I did, however, do some serious bitchy talking back, which was our biggest problem. Hey, I was hormonal. I guess the sex thing was a sore spot too, but still I'd say I was pretty tame when you get right down to it. I know friends who did a hell of a lot worse and put their parents through more crap than they care to admit. My sisters weren't terrible either. Beth wasn't anyway. Megan-well, she was worse than me, but my parents were seasoned at that point, so not as shell shocked. Still, we were girls so I think it was just worse in general. Girls are ca-razy, as my husband has pointed out more than once. There was something I heard on the new TV show, Parenthood, last week. Three of the mom characters were talking about their daughters. Two of them had teens and one had a younger daughter, but they were all discussing the problems they were having with each of their girls. Then one of the characters said,

"You know what the problem is with Mothers? Daughters." How true is that?? I mean I understand it from BOTH sides now.

Since I've been an adult, my relationship with my mom has had it's ups and downs, but we've managed to become pretty good friends. I know she doesn't always agree with the choices I've made in my life, or ways I choose to live it, but I think she's gotten to a place where she has learned to let it go...for the most part. We've gotten in our fights, but we always manage to get back to a place of common ground. It's her own fault, in a way. She's the one who always told us she gave us "roots and wings". The roots were our foundation as kids to have a basis on which to grow, and the wings were to spread and go out into the world to be on our own. I've only put into practice what she taught me. I've learned to fully extend my wings, while keeping my roots strongly planted. Plus now I have three kids, who she adores, so that alone pushes me up a few notches in the mom book, no matter what I do.

So, I suppose on this Mother's Day I want her to know what great job I think she did with my sisters and me. Like I said, we all couldn't wait to start our own families and we all seem to be doing a pretty good job being moms ourselves. Not to toot my own horn or anything, but TOOT! The fact of the matter is she was and is the inspiration for me, and I'm pretty sure both my sisters. If she wouldn't have been such a great mom, I'm certain I wouldn't be where I am today, as a mother or as an adult.

Thank you for kissing all my boo-boos, wiping all my tears and still giving me love, even when I said I didn't like you so much. Thank you for helping me take care of each of my girls after they were born and scrubbing my kitchen floor. Thank you for teaching me how to cook and even how to clean. I understand how much you love me and how incredibly unconditional that love is. It was something I didn't quite understand until I became a mother myself, but I do now. I totally get it. All of it. This is a damn hard job and you made it look so easy I had three of 'em! If I can be half as great a mom to my three girls as you were to us, I know they will become three amazing women someday, that's if we all survive their teen years.

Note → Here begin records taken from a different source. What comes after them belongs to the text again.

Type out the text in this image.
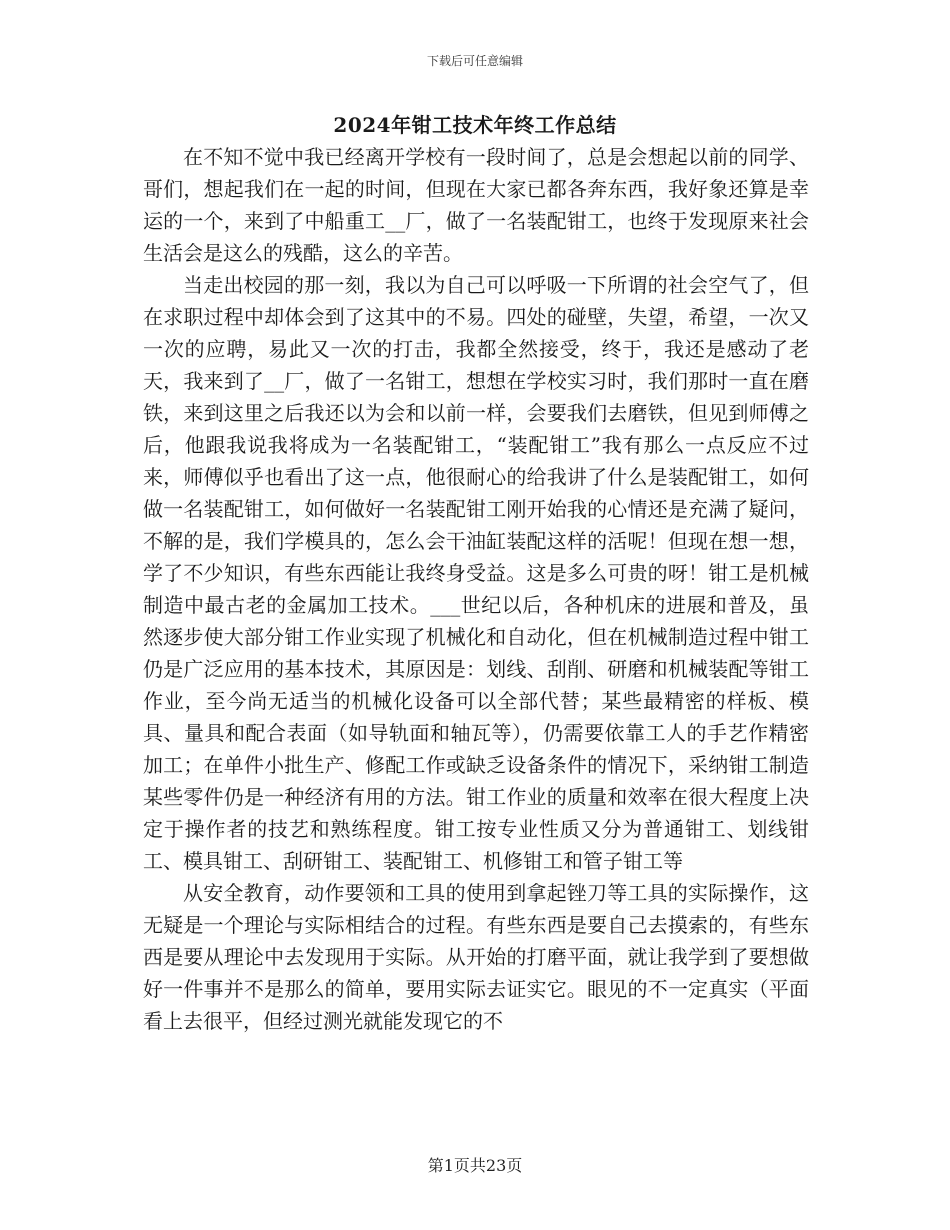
下载后可任意编辑
2024年钳工技术年终工作总结

在不知不觉中我已经离开学校有一段时间了，总是会想起以前的同学、哥们，想起我们在一起的时间，但现在大家已都各奔东西，我好象还算是幸运的一个，来到了中船重工__厂，做了一名装配钳工，也终于发现原来社会生活会是这么的残酷，这么的辛苦。

当走出校园的那一刻，我以为自己可以呼吸一下所谓的社会空气了，但在求职过程中却体会到了这其中的不易。四处的碰壁，失望，希望，一次又一次的应聘，易此又一次的打击，我都全然接受，终于，我还是感动了老天，我来到了__厂，做了一名钳工，想想在学校实习时，我们那时一直在磨铁，来到这里之后我还以为会和以前一样，会要我们去磨铁，但见到师傅之后，他跟我说我将成为一名装配钳工，“装配钳工”我有那么一点反应不过来，师傅似乎也看出了这一点，他很耐心的给我讲了什么是装配钳工，如何做一名装配钳工，如何做好一名装配钳工刚开始我的心情还是充满了疑问，不解的是，我们学模具的，怎么会干油缸装配这样的活呢！但现在想一想，学了不少知识，有些东西能让我终身受益。这是多么可贵的呀！钳工是机械制造中最古老的金属加工技术。___世纪以后，各种机床的进展和普及，虽然逐步使大部分钳工作业实现了机械化和自动化，但在机械制造过程中钳工仍是广泛应用的基本技术，其原因是：划线、刮削、研磨和机械装配等钳工作业，至今尚无适当的机械化设备可以全部代替；某些最精密的样板、模具、量具和配合表面（如导轨面和轴瓦等），仍需要依靠工人的手艺作精密加工；在单件小批生产、修配工作或缺乏设备条件的情况下，采纳钳工制造某些零件仍是一种经济有用的方法。钳工作业的质量和效率在很大程度上决定于操作者的技艺和熟练程度。钳工按专业性质又分为普通钳工、划线钳工、模具钳工、刮研钳工、装配钳工、机修钳工和管子钳工等

从安全教育，动作要领和工具的使用到拿起锉刀等工具的实际操作，这无疑是一个理论与实际相结合的过程。有些东西是要自己去摸索的，有些东西是要从理论中去发现用于实际。从开始的打磨平面，就让我学到了要想做好一件事并不是那么的简单，要用实际去证实它。眼见的不一定真实（平面看上去很平，但经过测光就能发现它的不

第1页共23页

Just know, no matter what, how much I appreciate you. Thank you mommy. Thank you for all that you did and all that you continue to do. I love you more than you know! Happy Mother's Day.


Megan said...

Love you too Mommy! Thanks for always being such a great example for us :)

Anonymous said...

I am sooooooooooooooooo overwhelmed right now that I can't form a sentence. I am going to go and clean the bathroom or cook something. When my emotions settle I will call you. You and your sisters have been the focus of my life since the day you entered the world. With the love and support of the kindest most supportive man in the world we have raised 3 incredible daughters. While it hasn't always been Leave It To Beaver, there has always been love. I am greatful that you recognize that and embrace it. Thank you for your kind words and for being my daughter. Thank you for giving me 3 of the gratest gifts life has to offer. I treasure you.